Photo: Andrew Hetherington
November 17, 2014
The Air Force has bolted a large sign to the fence of the Alpha-01 Missile Alert Facility, clear white type announcing to any wayward traveler that this little patch of desolate Wyoming prairie belongs to the 319th Missile Squadron, 90th Missile Wing, Global Strike Command. A sergeant stands at attention behind the gate. An American flag is snapping violently at its mast, but the sergeant’s billed cap, high at the top of his head, is perfectly still. He takes my ID through the fence and disappears into what looks like a little house. When he returns, he hands it back. I have been told that he is going to ask “What is your status?,” which he does, and I have been told that I am to answer “I am all secure,” and that if I answer with any other phrase or make no answer at all, I will be thrown to the ground and handcuffed. (“Nothing to do but hold your ID above your head and wait for the pain,” one of the maintenance guys back on base had told me.) I tell the sergeant I am all secure. The gate opens skyward, we step in, and it closes again like a guillotine.
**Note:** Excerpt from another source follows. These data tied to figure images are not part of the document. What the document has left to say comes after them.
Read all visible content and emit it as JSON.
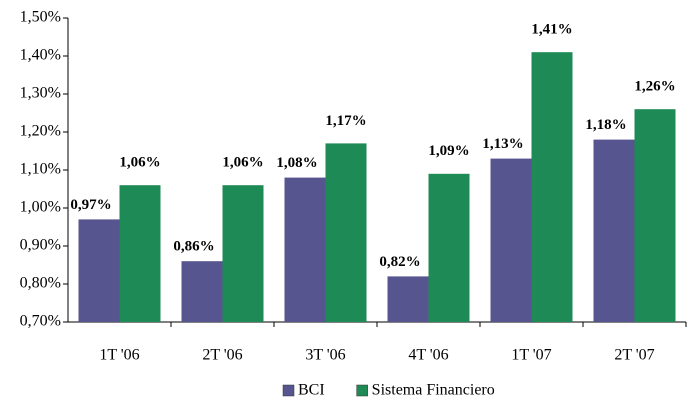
{
  "chart_data": {
    "type": "bar",
    "categories": [
      "1T '06",
      "2T '06",
      "3T '06",
      "4T '06",
      "1T '07",
      "2T '07"
    ],
    "series": [
      {
        "name": "BCI",
        "color": "#56558f",
        "label_color": "#6a68a8",
        "values": [
          0.97,
          0.86,
          1.08,
          0.82,
          1.13,
          1.18
        ],
        "value_labels": [
          "0,97%",
          "0,86%",
          "1,08%",
          "0,82%",
          "1,13%",
          "1,18%"
        ]
      },
      {
        "name": "Sistema Financiero",
        "color": "#1e8a56",
        "label_color": "#2e9a5e",
        "values": [
          1.06,
          1.06,
          1.17,
          1.09,
          1.41,
          1.26
        ],
        "value_labels": [
          "1,06%",
          "1,06%",
          "1,17%",
          "1,09%",
          "1,41%",
          "1,26%"
        ]
      }
    ],
    "ylim": [
      0.7,
      1.5
    ],
    "yticks": [
      {
        "value": 0.7,
        "label": "0,70%"
      },
      {
        "value": 0.8,
        "label": "0,80%"
      },
      {
        "value": 0.9,
        "label": "0,90%"
      },
      {
        "value": 1.0,
        "label": "1,00%"
      },
      {
        "value": 1.1,
        "label": "1,10%"
      },
      {
        "value": 1.2,
        "label": "1,20%"
      },
      {
        "value": 1.3,
        "label": "1,30%"
      },
      {
        "value": 1.4,
        "label": "1,40%"
      },
      {
        "value": 1.5,
        "label": "1,50%"
      }
    ],
    "legend": "bottom"
  }
}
One hundred and fifty nuclear missiles live in the ground in the high plains outside Cheyenne, Wyoming, scattered across an unpopulated area the size of Houston. Alpha-01 controls ten of them. Buried directly beneath the Missile Alert Facility is the cramped capsule where pairs of officers, called missileers, keep watch over the weapons. It’s late morning, and I’m here to meet the crew that will soon be coming off duty.
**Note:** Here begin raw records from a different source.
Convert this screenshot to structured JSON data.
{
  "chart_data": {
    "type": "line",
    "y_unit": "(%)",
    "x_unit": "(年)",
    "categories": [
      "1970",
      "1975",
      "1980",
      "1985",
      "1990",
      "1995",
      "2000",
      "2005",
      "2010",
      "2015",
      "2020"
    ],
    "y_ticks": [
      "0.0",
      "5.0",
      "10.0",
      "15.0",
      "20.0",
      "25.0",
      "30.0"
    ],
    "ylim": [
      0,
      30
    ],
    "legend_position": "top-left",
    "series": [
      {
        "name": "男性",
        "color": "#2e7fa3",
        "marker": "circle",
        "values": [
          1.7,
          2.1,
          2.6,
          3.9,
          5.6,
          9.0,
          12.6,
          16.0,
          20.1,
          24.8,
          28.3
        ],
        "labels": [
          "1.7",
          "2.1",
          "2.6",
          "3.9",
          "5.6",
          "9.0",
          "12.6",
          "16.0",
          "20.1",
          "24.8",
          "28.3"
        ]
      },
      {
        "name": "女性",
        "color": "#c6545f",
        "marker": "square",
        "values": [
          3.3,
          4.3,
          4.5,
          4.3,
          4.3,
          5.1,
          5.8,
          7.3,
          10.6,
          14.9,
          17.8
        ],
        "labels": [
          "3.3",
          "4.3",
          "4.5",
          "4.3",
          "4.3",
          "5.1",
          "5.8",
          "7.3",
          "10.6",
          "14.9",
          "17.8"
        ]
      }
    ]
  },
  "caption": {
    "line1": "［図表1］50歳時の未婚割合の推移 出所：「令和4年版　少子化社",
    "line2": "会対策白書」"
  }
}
Behind the gate, the sergeant, Greg Hutchinson, opens up like an innkeeper. “Welcome to Alpha!” he says, shaking my hand and bending into the wind. He is lanky and fit, with a neat mustache. He leads me to the facility, which is in fact a house, if not exactly a home, offering basic comforts to Hutchinson and the handful of airmen who protect the property and its silos. In the living room are couches, a couple of TVs, a pool table. Two of the Security Forces troops—everyone just calls them cops—are sitting at little café tables doing homework for their correspondence courses. There is a commercial kitchen where a lone cook prepares meals off a diner-style menu. (Currently out of stock, a whiteboard warns, are meatballs, taco shells, yogurt, oranges, Dr Pepper.) Everywhere there are framed renderings of bald eagles.